Sermaye piyasalarımızın sürekli ve artan bir rekabet içinde gelişen küresel piyasalarda daha etkin bir konuma gelebilmesinin en önemli unsurlarından biri, şirketlerimizin faaliyet ve finansal performanslarının yatırımcılara doğru, tam ve zamanında aktarılması ile bu bilgilerin doğru yorumlanabilmesini sağlayarak, şirket ve yatırımcılar arasında güven duygusunun tesis edilmesidir.
Yakın geçmişte dünya kamuoyu tarafından tecrübe edilen şirket skandalları, yatırımcı-şirket ilişkisinde güven duygusunun zedelenmesinde önemli rol oynadı. Peki bu durumun tek sorumlusu şirketler miydi? Sermaye piyasası aracının değerini etkileyebilecek önemli gelişmelerin saklanması, ihtiyaç duyulduğunda bilgi alınabilecek yetkililere erişilememesi ve küçük yatırımcıların çoğu zaman ihmal edilmesi gibi yanlış uygulamalar şirketler hanesine yazılırken; kurumsal yönetim anlayışına uygun bir yapılanma konusunda şirketlere karşı talepkar olunmaması ve ortaklık haklarından sadece temettü hakkının gözetilip, yönetsel hakların önemsenmemesi ise yatırımcılar hanesine yazılan yanlışlar oldu.
Türkiye’de Yatırımcı İlişkileri, bazı büyük şirketler dışında, ancak SPK’nın Şubat 2009’daki düzenlemesi sonrasında önem kazanmaya başladı. Herşeye rağmen başlarda bazı mali tablo bilgilerinin yorumlanması veya bir çeşit pazarlama aracı olarak görülen Yatırımcı İlişkileri’nin gelişmiş sermaye piyasalarındaki uygulamalarınabakıldığında, aslında çok daha kapsamlı bir alan olduğu, şirketin faaliyet ve finansal performansı hakkında yatırımcılara ve diğer menfaat sahiplerine bilgilendirilme yapılması, yatırımcı kayıtlarının güvenli ve güncel tutulmasının sağlanması, genel kurulların ilgili mevzuat ve ana sözleşmeye uygun olarak yapılmasının sağlaması, şirketin bilgilendirme politikası kapsamına kamuyu aydınlatma ile ilgili her türlü hususun gözetilmesi ve bu konularda gerekli koordinasyonun sağlanması gibi, sermaye piyasası aracının değerine doğrudan etki edebilecek nitelikte önemli sorumlulukları bulunduğu görülmektedir.
Bilginin şirketlerin değerini etkilediği günümüz sermaye piyasalarında, Yatırımcı İlişkileri’nin etkin olarak çalışması kaçınılmaz bir gerekliliktir.
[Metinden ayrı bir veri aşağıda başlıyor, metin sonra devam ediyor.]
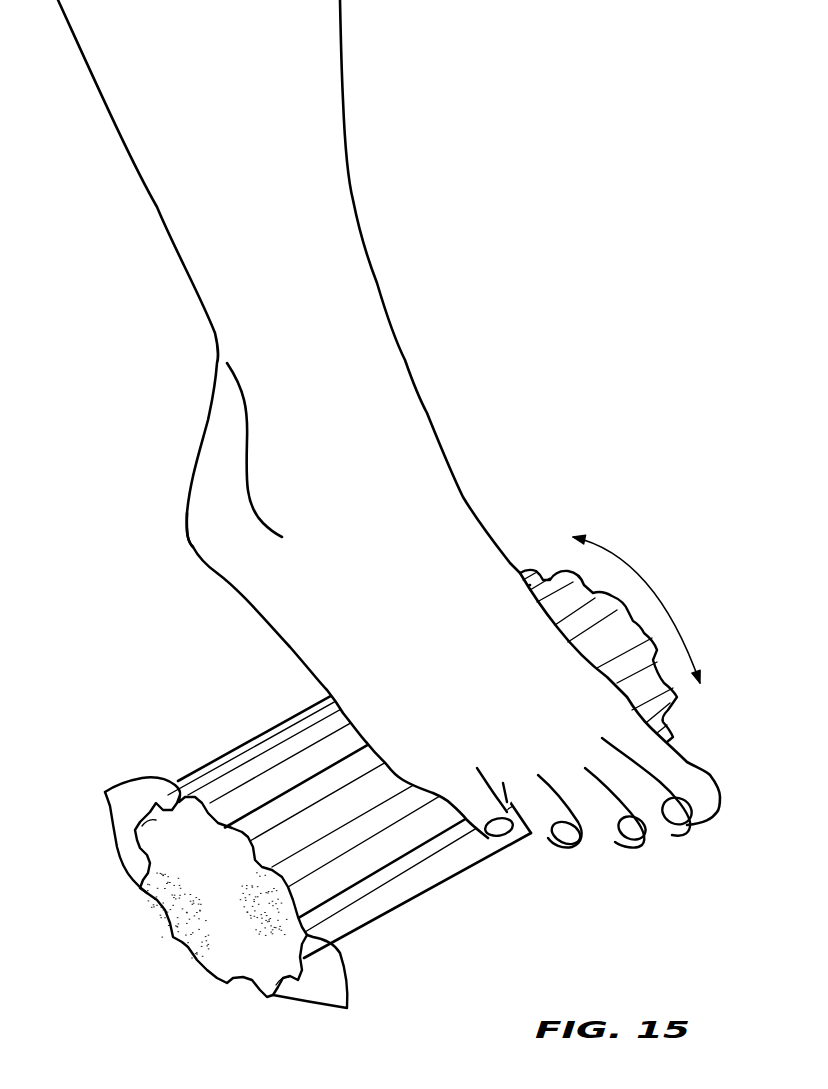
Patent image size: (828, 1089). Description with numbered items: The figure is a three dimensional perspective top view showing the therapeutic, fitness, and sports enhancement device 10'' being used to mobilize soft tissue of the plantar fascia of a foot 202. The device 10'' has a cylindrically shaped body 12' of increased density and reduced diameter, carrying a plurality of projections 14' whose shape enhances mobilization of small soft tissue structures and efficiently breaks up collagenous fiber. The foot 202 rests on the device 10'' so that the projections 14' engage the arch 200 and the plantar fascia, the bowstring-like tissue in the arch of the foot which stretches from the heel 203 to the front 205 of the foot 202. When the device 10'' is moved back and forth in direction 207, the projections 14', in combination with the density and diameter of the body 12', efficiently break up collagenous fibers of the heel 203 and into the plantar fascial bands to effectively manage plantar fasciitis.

Yatırımcı İlişkileri faaliyetlerinin etkinliği ise, teknik bilgi ve mesleki tecrübesiyle kurumsal hafızasını oluşturmuş, faaliyet ve finansal performans arasındaki bağı doğru kurabilen ve kurumsal yönetim refleksi gelişmiş kişiler tarafından yerine getirilmelidir. Ancak bu şekilde yatırımcıların şirkete güven duyarak uzun vadeli yatırım kararı alabilmesinin mümkün olabileceği unutulmamalıdır.